La carrozzabile Srinagar-Leh collega il Kashmir musulmano al Ladakh buddista. Chilometri di strada sterrata sulla fatiscente corriera di linea lungo la “Via dei Monasteri”. C’è fermento alla stazione dei pullman nei pressi del Dal Lake. Tutta la vallata kashmira sotto un’aurea di tranquillità apparente, ha l’aspetto di una regione occupata e, alla sera, scatta un rigido coprifuoco. Blocchi stradali e bunker di militari nascosti in ogni anfratto interrompono il viaggio.
L’alba s’accende sui primi tornanti.
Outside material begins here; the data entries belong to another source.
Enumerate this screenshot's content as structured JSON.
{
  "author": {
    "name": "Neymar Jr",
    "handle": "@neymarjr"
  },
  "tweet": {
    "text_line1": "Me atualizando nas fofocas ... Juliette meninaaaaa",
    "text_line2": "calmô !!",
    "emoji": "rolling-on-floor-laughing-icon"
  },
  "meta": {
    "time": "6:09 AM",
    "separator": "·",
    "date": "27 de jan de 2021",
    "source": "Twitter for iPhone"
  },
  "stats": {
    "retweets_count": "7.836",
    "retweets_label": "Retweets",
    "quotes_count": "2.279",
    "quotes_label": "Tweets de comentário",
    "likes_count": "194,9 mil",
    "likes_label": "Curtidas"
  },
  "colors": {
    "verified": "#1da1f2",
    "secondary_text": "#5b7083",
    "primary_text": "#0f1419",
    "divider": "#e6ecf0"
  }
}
Fiumi, valli, laghi coi suoi alberi slanciati, le flottiglie di “shikare”ricoperte di fiori sono ormai un ricordo. Affrontiamo l’altro volto di un paese magico, regno del vento e della solitudine. Tra il verde Kashmir e il mistico Ladakh.
Montagne scoscese, profondi precipizi, alte cime coperte di neve e di ghiacciai, torrenti selvaggi e rapide che scivolano a valle. Più di dodici ore per duecentotre chilometri fino a Kargil, nella regione del Ladakh buddista. Regno delle preghiere regalate al vento. Sono passati pochi mesi dallo scoppio delle prime rivolte tra indu e musulmani, per l’assegnazione della caverna di Amarnath, meta di pellegrinaggio induista. La strada che collega Srinagar a Pahalgam è bloccata in vari punti.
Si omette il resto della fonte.